The Bench said, “If the Aadhaar card is coming in the way, then let Aadhaar registration camps be organised then and there (in prisons or vaccination centres for inmates), and such cards be issued.”

Advocate General Ashutosh Kumbhakoni said the State had successfully got vaccination teams inside three prisons, but the process was paused due to lack of vaccines and trained staff.

The amicus curie, senior advocate Mihir Desai, and prof. Vijay Raghavan of Tata Institute of Social Sciences told the court that the high-powered committee constituted to look into the release of prisoners in the wake of the pandemic had not met since April 2020.

Mr. Desai said in 2020, there were 2,500 inmates in Taloja prison, and it currently had 3,500 prisoners.

Mr. Raghavan said while there were 47 prisons in the State with a capacity to house 23,000 inmates, they currently had 35,000 inmates and this was the situation after 10,000 prisoners were released in the last one year.

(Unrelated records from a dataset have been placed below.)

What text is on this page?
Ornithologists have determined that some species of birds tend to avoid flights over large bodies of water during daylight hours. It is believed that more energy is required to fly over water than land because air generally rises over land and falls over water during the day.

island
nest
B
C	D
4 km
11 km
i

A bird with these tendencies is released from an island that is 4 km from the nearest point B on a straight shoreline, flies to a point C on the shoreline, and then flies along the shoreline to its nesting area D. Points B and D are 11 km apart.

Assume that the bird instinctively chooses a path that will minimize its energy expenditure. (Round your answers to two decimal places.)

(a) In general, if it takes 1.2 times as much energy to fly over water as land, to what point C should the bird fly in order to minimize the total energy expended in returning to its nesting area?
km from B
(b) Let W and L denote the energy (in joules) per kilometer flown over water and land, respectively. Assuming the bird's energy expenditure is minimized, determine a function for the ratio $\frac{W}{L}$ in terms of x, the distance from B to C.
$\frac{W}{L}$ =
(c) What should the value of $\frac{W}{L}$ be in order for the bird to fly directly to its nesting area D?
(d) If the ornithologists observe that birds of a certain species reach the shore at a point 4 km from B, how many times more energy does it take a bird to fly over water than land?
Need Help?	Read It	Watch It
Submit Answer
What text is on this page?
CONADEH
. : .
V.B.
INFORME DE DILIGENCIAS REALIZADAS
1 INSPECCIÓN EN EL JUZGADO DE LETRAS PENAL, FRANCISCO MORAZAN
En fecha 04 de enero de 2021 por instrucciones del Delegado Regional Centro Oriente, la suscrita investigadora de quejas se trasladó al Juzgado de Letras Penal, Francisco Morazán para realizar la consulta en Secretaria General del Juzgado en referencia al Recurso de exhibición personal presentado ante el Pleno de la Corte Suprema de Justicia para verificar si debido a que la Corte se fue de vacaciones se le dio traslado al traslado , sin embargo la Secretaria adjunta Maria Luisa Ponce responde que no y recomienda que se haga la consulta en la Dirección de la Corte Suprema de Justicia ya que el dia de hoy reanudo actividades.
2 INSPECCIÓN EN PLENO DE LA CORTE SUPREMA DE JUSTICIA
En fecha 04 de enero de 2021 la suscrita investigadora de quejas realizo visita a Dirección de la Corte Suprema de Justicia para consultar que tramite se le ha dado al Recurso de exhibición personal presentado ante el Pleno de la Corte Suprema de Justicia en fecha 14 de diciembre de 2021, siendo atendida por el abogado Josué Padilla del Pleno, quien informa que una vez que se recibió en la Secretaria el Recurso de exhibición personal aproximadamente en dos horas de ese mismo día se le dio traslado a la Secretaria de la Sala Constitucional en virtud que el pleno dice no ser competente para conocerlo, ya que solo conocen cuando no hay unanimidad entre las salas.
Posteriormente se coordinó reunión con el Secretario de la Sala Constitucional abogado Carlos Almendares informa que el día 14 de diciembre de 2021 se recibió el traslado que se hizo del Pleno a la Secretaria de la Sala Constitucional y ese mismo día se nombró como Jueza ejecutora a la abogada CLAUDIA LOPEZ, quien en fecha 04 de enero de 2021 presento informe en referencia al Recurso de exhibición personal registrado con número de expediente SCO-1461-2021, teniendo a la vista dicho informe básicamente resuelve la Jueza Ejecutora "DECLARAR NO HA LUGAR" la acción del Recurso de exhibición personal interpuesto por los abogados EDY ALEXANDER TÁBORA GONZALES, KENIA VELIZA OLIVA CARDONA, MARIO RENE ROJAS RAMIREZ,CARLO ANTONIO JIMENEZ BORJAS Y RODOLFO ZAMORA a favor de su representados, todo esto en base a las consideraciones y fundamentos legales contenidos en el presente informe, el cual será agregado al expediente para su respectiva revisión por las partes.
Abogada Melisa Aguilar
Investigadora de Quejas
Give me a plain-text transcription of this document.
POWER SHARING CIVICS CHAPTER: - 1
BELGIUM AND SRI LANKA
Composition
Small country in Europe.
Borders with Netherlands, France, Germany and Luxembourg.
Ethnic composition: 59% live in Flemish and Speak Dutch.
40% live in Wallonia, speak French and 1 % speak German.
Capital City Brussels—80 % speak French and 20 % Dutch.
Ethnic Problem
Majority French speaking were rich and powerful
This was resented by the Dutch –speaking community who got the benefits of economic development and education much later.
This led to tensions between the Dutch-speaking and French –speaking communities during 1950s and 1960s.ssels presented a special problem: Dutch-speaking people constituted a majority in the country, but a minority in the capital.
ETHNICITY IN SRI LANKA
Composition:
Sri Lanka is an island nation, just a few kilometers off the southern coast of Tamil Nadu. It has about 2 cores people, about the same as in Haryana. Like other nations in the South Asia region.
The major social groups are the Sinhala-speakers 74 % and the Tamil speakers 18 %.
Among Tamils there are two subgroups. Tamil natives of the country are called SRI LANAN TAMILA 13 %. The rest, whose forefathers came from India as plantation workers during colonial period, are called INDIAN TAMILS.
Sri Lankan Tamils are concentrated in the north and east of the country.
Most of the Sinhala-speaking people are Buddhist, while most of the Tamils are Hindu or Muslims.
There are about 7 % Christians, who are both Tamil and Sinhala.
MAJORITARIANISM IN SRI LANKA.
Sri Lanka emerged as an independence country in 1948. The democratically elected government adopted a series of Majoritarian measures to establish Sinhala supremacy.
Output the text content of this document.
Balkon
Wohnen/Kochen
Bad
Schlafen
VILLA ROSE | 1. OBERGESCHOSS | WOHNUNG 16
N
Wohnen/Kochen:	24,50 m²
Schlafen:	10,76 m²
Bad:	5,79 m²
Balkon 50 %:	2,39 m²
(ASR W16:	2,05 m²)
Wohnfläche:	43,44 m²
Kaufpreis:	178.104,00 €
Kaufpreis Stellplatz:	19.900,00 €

Mr. Kumbhakoni said, currently, there were 26 inmates across the 47 prisons, who were eligible for emergency parole. “However, some feel safer inside the prison. Some of them do not have the resources to sustain outside while some have a few months of sentence left so they want to complete their entire sentence in one stretch and then leave the prison finally,” he said.

He also said that at least 64,000 RT-PCR and rapid antigen tests had been conducted on prison inmates so far, of which 4,000 were conducted over the past week.

The HC said it would issue directions on May 4 to the committee to help decongest prisons.